I’m working on a set of validation classes and am currently building plugins for applying various validation rules. I’ve built the following class for validating a UK postcode:
class PostcodeUk extends abstr\Prop implements iface\Prop
{
const
/**
* Defines the regular expression against which to test postal code
*
* @see http://en.wikipedia.org/wiki/Postcodes_in_the_United_Kingdom#Validation UK postal code validation rules on Wikipedia
*/
PATTERN = '/^(GIR 0AA)|(((A[BL]|B[ABDHLNRSTX]?|C[ABFHMORTVW]|D[ADEGHLNTY]|E[HNX]?|F[KY]|G[LUY]?|H[ADGPRSUX]|I[GMPV]|JE|K[ATWY]|L[ADELNSU]?|M[EKL]?|N[EGNPRW]?|O[LX]|P[AEHLOR]|R[GHM]|S[AEGKLMNOPRSTY]?|T[ADFNQRSW]|UB|W[ADFNRSV]|YO|ZE)[1-9]?[0-9]|((E|N|NW|SE|SW|W)1|EC[1-4]|WC[12])[A-HJKMNPR-Y]|(SW|W)([2-9]|[1-9][0-9])|EC[1-9][0-9]) [0-9][ABD-HJLNP-UW-Z]{2})$/';
/**
*
* @return bool True if valid
* @throws \InvalidArgumentException
*/
public function isValid ()
{
$valid = false;
$data = $this -> getData ();
switch (gettype ($data))
{
case 'NULL' :
$valid = true;
break;
case 'string' :
$valid = preg_match (static::PATTERN, $data) > 0;
break;
default :
throw new \InvalidArgumentException (__CLASS__ . ': This property cannot be applied to data of type ' . gettype ($data));
break;
}
return ($valid);
}
}
The regex defined in PostcodeUk::PATTERN was derived from the on given in Wikipedia’s article on UK postcodes. However, the regex as given detects valid postcode strings contained within bigger blocks of text. I want it to exactly match a valid post code only, excluding preceding and following characters. So (SW1A 0AA) should be passed as valid, but (foobarSW1A 0AA) should not.
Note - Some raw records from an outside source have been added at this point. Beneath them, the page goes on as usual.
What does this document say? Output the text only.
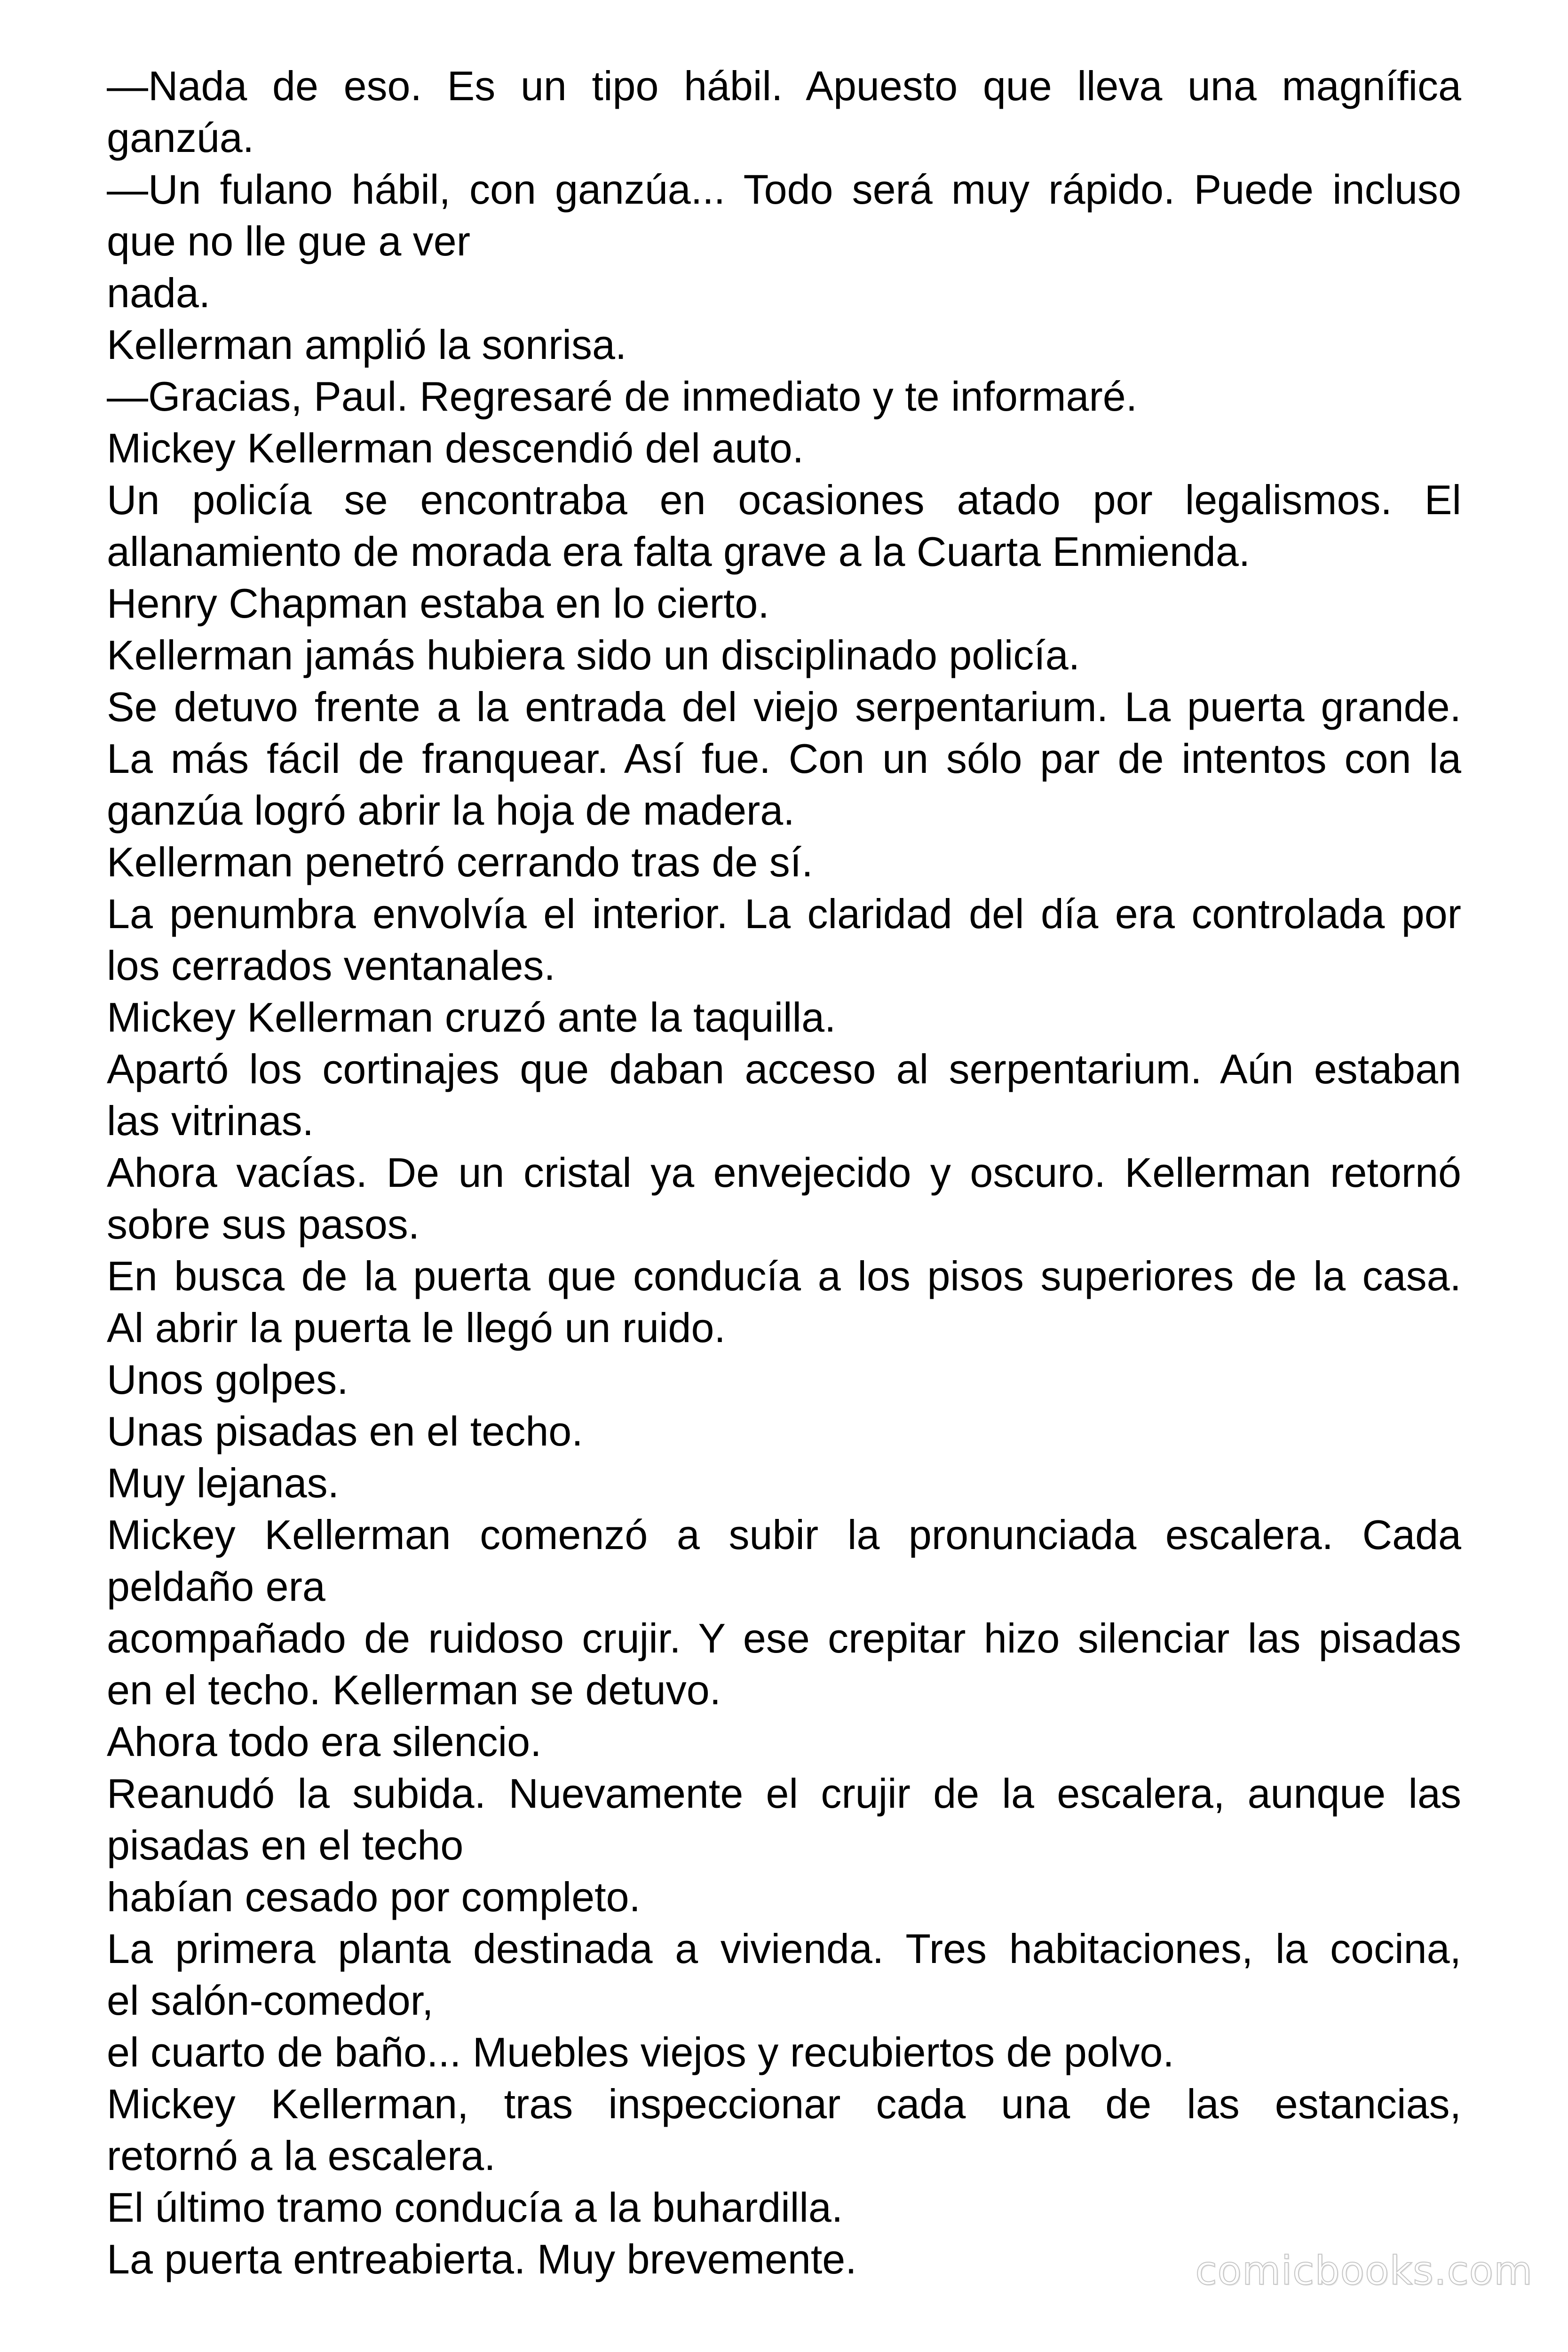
—Nada de eso. Es un tipo hábil. Apuesto que lleva una magnífica
ganzúa.
—Un fulano hábil, con ganzúa... Todo será muy rápido. Puede incluso
que no lle gue a ver
nada.
Kellerman amplió la sonrisa.
—Gracias, Paul. Regresaré de inmediato y te informaré.
Mickey Kellerman descendió del auto.
Un policía se encontraba en ocasiones atado por legalismos. El
allanamiento de morada era falta grave a la Cuarta Enmienda.
Henry Chapman estaba en lo cierto.
Kellerman jamás hubiera sido un disciplinado policía.
Se detuvo frente a la entrada del viejo serpentarium. La puerta grande.
La más fácil de franquear. Así fue. Con un sólo par de intentos con la
ganzúa logró abrir la hoja de madera.
Kellerman penetró cerrando tras de sí.
La penumbra envolvía el interior. La claridad del día era controlada por
los cerrados ventanales.
Mickey Kellerman cruzó ante la taquilla.
Apartó los cortinajes que daban acceso al serpentarium. Aún estaban
las vitrinas.
Ahora vacías. De un cristal ya envejecido y oscuro. Kellerman retornó
sobre sus pasos.
En busca de la puerta que conducía a los pisos superiores de la casa.
Al abrir la puerta le llegó un ruido.
Unos golpes.
Unas pisadas en el techo.
Muy lejanas.
Mickey Kellerman comenzó a subir la pronunciada escalera. Cada
peldaño era
acompañado de ruidoso crujir. Y ese crepitar hizo silenciar las pisadas
en el techo. Kellerman se detuvo.
Ahora todo era silencio.
Reanudó la subida. Nuevamente el crujir de la escalera, aunque las
pisadas en el techo
habían cesado por completo.
La primera planta destinada a vivienda. Tres habitaciones, la cocina,
el salón-comedor,
el cuarto de baño... Muebles viejos y recubiertos de polvo.
Mickey Kellerman, tras inspeccionar cada una de las estancias,
retornó a la escalera.
El último tramo conducía a la buhardilla.
La puerta entreabierta. Muy brevemente.	comicbooks.com
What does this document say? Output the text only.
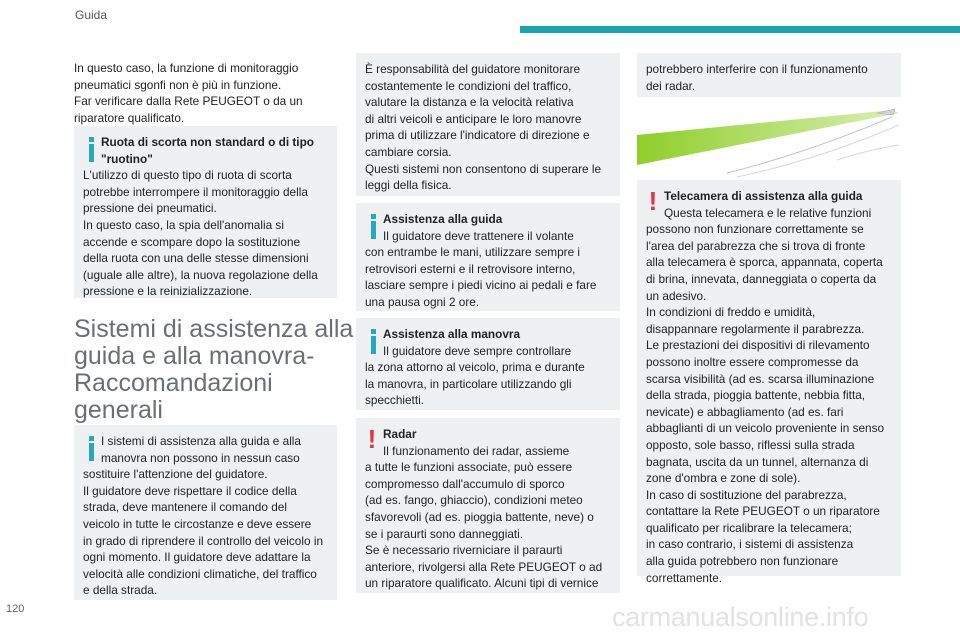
Guida
In questo caso, la funzione di monitoraggio
pneumatici sgonfi non è più in funzione.
Far verificare dalla Rete PEUGEOT o da un
riparatore qualificato.
Ruota di scorta non standard o di tipo
"ruotino"
L'utilizzo di questo tipo di ruota di scorta
potrebbe interrompere il monitoraggio della
pressione dei pneumatici.
In questo caso, la spia dell'anomalia si
accende e scompare dopo la sostituzione
della ruota con una delle stesse dimensioni
(uguale alle altre), la nuova regolazione della
pressione e la reinizializzazione.
Sistemi di assistenza alla
guida e alla manovra-
Raccomandazioni
generali
I sistemi di assistenza alla guida e alla
manovra non possono in nessun caso
sostituire l'attenzione del guidatore.
Il guidatore deve rispettare il codice della
strada, deve mantenere il comando del
veicolo in tutte le circostanze e deve essere
in grado di riprendere il controllo del veicolo in
ogni momento. Il guidatore deve adattare la
velocità alle condizioni climatiche, del traffico
e della strada.
È responsabilità del guidatore monitorare
costantemente le condizioni del traffico,
valutare la distanza e la velocità relativa
di altri veicoli e anticipare le loro manovre
prima di utilizzare l'indicatore di direzione e
cambiare corsia.
Questi sistemi non consentono di superare le
leggi della fisica.
Assistenza alla guida
Il guidatore deve trattenere il volante
con entrambe le mani, utilizzare sempre i
retrovisori esterni e il retrovisore interno,
lasciare sempre i piedi vicino ai pedali e fare
una pausa ogni 2 ore.
Assistenza alla manovra
Il guidatore deve sempre controllare
la zona attorno al veicolo, prima e durante
la manovra, in particolare utilizzando gli
specchietti.
! Radar
Il funzionamento dei radar, assieme
a tutte le funzioni associate, può essere
compromesso dall'accumulo di sporco
(ad es. fango, ghiaccio), condizioni meteo
sfavorevoli (ad es. pioggia battente, neve) o
se i paraurti sono danneggiati.
Se è necessario riverniciare il paraurti
anteriore, rivolgersi alla Rete PEUGEOT o ad
un riparatore qualificato. Alcuni tipi di vernice
potrebbero interferire con il funzionamento
dei radar.
! Telecamera di assistenza alla guida
Questa telecamera e le relative funzioni
possono non funzionare correttamente se
l'area del parabrezza che si trova di fronte
alla telecamera è sporca, appannata, coperta
di brina, innevata, danneggiata o coperta da
un adesivo.
In condizioni di freddo e umidità,
disappannare regolarmente il parabrezza.
Le prestazioni dei dispositivi di rilevamento
possono inoltre essere compromesse da
scarsa visibilità (ad es. scarsa illuminazione
della strada, pioggia battente, nebbia fitta,
nevicate) e abbagliamento (ad es. fari
abbaglianti di un veicolo proveniente in senso
opposto, sole basso, riflessi sulla strada
bagnata, uscita da un tunnel, alternanza di
zone d'ombra e zone di sole).
In caso di sostituzione del parabrezza,
contattare la Rete PEUGEOT o un riparatore
qualificato per ricalibrare la telecamera;
in caso contrario, i sistemi di assistenza
alla guida potrebbero non funzionare
correttamente.
120	carmanualsonline.info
I added the anchors to the regex (^ at the start and $ at the end) to try and force it to only accept a string that consists of only a postcode as valid. However, the class still passes postcodes with padding and/or non-postcode strings wrapping it.
What am I doing wrong? I thought adding the anchors would be enough to get the behaviour I wanted.
Add the anchors as:
^foo|bar$is not the same as^(?:foo|bar)$.You should also use
\zinstead of$.$allows an optional line break at the end of string, while\zis a strict end of string match.